# Selayar!



## Junglecp (Dec 1, 2008)

Hello 

I'm getting this little (4feet) beauty in about 2 weeks..I will keep you update..

i hope you like him! i do :evil:

Greetings


----------



## Marto167 (Dec 1, 2008)

wow thats awesome i wont it


----------



## Junglecp (Dec 2, 2008)

Hi

Thanks Marto!..i think he's lovely


----------



## Jeremy Kriske (Dec 3, 2008)

Nice! One of my favorite locality of retics for sure.


----------



## Rache (Dec 3, 2008)

Aww isn't he a stunner, I love the stripe down the face.
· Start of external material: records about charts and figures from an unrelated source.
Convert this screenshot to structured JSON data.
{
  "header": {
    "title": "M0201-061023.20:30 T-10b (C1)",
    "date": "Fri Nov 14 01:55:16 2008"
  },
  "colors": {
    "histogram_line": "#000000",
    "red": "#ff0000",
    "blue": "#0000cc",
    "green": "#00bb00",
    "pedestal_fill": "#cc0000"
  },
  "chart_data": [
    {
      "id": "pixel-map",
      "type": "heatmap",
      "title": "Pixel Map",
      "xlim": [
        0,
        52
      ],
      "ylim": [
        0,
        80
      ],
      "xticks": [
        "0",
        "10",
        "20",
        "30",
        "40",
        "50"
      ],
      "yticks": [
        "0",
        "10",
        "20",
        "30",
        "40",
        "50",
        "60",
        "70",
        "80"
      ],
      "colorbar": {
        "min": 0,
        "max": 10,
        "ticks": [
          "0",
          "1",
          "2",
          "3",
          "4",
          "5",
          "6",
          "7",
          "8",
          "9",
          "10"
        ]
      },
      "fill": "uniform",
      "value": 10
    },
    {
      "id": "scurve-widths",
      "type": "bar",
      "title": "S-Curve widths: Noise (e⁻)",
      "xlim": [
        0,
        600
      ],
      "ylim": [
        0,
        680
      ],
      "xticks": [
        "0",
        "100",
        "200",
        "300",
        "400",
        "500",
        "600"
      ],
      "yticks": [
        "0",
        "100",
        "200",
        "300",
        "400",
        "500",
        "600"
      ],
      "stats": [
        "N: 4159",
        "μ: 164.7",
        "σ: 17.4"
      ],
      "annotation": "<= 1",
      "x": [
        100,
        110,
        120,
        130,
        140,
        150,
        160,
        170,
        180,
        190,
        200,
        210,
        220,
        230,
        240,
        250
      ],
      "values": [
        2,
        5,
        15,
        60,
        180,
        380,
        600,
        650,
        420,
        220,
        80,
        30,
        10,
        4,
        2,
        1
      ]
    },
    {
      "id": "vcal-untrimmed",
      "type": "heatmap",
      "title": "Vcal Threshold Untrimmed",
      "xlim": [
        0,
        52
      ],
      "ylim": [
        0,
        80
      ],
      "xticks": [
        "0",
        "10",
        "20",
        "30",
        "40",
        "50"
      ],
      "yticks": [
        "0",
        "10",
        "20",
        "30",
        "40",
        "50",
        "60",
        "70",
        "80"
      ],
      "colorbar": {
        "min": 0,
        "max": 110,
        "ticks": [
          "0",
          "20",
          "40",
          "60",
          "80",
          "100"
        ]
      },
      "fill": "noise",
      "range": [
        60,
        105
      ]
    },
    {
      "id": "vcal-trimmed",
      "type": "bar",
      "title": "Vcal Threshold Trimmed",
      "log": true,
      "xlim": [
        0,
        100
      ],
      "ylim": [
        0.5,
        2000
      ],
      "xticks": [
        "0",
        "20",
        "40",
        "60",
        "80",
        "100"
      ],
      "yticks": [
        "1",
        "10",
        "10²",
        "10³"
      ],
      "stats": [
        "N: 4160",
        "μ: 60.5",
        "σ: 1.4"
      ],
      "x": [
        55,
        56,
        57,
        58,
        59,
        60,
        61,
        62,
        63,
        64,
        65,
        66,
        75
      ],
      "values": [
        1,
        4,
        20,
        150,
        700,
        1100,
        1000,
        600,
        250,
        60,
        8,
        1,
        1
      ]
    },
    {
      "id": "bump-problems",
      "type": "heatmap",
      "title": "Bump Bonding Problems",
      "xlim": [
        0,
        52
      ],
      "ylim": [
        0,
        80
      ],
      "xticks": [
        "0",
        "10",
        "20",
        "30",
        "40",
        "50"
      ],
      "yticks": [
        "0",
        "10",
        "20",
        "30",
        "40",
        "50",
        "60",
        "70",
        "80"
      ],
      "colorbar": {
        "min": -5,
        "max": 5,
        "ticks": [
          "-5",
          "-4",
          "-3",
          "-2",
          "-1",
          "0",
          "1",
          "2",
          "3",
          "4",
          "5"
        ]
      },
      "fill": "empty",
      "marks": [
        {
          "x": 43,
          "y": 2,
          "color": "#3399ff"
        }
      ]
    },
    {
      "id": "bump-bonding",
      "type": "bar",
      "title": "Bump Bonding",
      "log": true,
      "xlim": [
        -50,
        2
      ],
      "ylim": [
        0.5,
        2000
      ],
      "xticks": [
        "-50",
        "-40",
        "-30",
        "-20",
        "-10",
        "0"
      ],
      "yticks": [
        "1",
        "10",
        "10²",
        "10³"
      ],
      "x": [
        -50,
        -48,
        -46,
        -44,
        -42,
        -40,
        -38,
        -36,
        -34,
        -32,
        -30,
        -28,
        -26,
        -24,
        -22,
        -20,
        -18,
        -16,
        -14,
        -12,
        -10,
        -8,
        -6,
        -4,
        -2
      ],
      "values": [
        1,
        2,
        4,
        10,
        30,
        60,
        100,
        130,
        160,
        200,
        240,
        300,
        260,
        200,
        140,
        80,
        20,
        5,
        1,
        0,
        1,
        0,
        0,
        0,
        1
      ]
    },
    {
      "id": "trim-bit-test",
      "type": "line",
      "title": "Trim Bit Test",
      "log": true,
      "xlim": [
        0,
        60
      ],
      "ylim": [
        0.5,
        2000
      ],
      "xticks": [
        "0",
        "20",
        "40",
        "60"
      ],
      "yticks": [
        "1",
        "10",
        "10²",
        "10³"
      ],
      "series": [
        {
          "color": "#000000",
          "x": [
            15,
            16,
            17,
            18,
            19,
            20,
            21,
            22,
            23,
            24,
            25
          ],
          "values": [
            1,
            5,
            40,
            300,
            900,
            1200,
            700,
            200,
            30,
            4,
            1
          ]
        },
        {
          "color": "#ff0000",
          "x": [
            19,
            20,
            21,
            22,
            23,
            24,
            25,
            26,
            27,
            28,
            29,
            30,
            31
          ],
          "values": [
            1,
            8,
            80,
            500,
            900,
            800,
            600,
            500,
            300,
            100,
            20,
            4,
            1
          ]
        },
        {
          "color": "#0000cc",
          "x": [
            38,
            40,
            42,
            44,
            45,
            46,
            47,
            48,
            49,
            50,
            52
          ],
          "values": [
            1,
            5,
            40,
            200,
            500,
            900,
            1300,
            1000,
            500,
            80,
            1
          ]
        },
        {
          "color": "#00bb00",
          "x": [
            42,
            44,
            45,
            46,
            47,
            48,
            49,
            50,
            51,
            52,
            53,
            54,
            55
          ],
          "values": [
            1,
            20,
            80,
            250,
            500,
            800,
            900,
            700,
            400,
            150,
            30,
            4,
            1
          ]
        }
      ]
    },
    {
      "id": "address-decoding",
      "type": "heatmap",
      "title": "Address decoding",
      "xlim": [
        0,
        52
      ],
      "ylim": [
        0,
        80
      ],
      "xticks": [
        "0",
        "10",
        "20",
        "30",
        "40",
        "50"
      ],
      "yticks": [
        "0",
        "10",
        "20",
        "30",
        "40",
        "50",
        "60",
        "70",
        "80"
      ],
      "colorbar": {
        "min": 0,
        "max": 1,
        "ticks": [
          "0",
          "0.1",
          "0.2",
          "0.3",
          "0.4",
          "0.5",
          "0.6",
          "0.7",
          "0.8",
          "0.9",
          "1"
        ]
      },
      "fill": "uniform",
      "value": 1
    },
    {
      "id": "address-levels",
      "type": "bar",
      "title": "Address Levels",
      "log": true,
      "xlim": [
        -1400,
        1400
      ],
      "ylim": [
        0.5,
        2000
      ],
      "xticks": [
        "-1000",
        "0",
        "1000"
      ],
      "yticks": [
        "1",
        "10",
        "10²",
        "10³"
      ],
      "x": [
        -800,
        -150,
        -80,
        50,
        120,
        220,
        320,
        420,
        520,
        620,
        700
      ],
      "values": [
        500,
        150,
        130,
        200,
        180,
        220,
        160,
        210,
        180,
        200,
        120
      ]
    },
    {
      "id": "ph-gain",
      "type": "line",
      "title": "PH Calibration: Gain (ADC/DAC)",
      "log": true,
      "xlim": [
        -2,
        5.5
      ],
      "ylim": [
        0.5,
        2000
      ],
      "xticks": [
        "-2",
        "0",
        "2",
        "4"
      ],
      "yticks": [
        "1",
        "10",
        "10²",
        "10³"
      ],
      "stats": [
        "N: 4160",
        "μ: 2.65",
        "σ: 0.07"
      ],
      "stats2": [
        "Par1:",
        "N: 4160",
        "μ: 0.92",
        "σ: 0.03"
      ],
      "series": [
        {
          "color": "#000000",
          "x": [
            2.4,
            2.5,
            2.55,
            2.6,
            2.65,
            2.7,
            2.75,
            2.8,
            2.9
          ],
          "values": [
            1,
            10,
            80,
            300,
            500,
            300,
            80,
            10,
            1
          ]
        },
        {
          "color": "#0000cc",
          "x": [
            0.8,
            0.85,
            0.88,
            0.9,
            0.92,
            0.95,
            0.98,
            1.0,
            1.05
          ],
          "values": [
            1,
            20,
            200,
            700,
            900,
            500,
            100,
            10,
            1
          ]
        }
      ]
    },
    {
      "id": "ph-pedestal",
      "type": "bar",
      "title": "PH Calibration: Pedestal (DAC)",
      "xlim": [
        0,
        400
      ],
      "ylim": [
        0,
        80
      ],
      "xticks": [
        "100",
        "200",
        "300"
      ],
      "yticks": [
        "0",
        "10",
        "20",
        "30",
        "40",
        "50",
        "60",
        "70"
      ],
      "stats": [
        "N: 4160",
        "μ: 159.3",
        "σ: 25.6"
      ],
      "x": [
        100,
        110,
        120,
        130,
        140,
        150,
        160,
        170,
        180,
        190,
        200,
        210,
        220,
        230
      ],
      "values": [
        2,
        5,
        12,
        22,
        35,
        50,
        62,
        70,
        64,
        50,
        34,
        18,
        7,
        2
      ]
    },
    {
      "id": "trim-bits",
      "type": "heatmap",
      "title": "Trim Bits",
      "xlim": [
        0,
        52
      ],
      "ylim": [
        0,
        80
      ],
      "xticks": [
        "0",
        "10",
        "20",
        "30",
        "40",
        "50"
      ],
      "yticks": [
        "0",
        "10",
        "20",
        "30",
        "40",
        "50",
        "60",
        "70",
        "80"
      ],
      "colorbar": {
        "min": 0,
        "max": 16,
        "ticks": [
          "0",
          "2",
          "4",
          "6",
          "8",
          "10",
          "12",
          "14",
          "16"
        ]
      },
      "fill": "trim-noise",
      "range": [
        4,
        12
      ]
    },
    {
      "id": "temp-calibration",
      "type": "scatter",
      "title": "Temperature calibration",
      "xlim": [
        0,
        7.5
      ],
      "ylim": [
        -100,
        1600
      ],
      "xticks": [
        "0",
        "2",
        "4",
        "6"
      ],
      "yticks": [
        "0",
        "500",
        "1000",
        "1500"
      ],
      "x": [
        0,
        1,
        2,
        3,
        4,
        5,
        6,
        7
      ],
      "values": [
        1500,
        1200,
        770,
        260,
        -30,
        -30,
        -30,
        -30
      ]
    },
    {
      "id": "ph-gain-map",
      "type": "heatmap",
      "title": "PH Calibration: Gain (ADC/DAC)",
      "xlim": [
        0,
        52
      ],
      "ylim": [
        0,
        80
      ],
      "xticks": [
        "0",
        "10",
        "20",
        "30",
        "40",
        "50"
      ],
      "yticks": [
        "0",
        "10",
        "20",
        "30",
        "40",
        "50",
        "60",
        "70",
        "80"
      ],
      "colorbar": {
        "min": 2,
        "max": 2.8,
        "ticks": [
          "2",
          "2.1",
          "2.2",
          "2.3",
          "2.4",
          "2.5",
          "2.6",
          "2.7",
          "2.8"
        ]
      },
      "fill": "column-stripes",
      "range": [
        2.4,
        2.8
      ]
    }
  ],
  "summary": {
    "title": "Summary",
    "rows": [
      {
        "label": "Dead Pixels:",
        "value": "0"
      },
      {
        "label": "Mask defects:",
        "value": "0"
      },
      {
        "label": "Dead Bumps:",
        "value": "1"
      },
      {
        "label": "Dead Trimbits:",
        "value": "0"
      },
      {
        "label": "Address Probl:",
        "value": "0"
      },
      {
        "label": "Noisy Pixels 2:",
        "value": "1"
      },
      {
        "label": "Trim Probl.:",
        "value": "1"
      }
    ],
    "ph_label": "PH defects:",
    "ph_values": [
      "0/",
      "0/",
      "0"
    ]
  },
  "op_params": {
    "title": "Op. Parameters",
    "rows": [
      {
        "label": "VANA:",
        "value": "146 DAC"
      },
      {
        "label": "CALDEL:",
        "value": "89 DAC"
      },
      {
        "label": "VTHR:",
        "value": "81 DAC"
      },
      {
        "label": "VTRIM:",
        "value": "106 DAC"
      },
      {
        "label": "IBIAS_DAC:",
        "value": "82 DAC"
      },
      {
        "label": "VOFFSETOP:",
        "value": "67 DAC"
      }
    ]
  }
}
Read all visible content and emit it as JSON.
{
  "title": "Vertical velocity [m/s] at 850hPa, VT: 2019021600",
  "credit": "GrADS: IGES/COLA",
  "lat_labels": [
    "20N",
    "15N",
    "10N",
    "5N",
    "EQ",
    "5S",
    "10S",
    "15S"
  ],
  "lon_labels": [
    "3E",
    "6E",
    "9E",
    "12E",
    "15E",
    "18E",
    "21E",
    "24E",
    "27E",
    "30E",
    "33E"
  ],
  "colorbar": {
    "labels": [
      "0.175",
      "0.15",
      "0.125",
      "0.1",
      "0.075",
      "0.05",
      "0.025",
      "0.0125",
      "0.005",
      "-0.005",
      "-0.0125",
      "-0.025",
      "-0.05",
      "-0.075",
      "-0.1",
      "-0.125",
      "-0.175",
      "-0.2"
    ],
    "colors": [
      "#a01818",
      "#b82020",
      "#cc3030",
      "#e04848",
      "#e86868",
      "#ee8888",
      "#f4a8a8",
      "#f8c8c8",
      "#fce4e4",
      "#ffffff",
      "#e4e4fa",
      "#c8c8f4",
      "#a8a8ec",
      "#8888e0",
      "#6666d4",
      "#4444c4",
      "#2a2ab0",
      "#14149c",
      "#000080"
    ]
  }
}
We need lots of pics when u get him


----------



## Junglecp (Dec 3, 2008)

Hi

@Jeremy Kriske yes mine to! i just love the golden look on them!
@Rache there will be coming allot of pictures when he's home


----------



## Specks (Dec 8, 2008)

what type of snake is that man


----------



## Jeremy Kriske (Dec 10, 2008)

specksta1er said:


> what type of snake is that man


It's a reticulated python.


----------



## Junglecp (Feb 1, 2009)

Hi

Sorry for the late response! but its a reticulated python! here some Video's guys (please response on the movies!

YouTube - Feeding a retic! and YouTube - Selayar (retic)

greeting from holland!


----------



## Viaaf (Feb 1, 2009)

Oh, Seleyar and Bali are the two nicest locality retics in my book. I used to have three bali yellowheads. They are as pretty as any morph!


----------



## channi (Feb 1, 2009)

Very nice Junglecp I love the first vid (very blare witch, but with much better content imo) he looks very comical when he is eating, gorgeous.


----------



## krusty (Feb 1, 2009)

he is so nice i wish we could keep them here.


----------



## RedEyeGirl (Feb 1, 2009)

Awesome i love the patterns!


----------



## mel-jayne (Feb 4, 2009)

how much do those snakes sell 4? id b keen 2 buy 1 4 sure


----------



## Retic (Feb 4, 2009)

Beautiful Retic, still my favourite python species.


----------



## DanTheMan (Feb 4, 2009)

Very nice snake.
That rat seems a bit small for it though?


----------



## Junglecp (Mar 25, 2009)

Hi Mates 

Thanks for the comments! yes that was a small prey! but he get 2 not one

He's around 5-6 feet now! 1.1 Kg


----------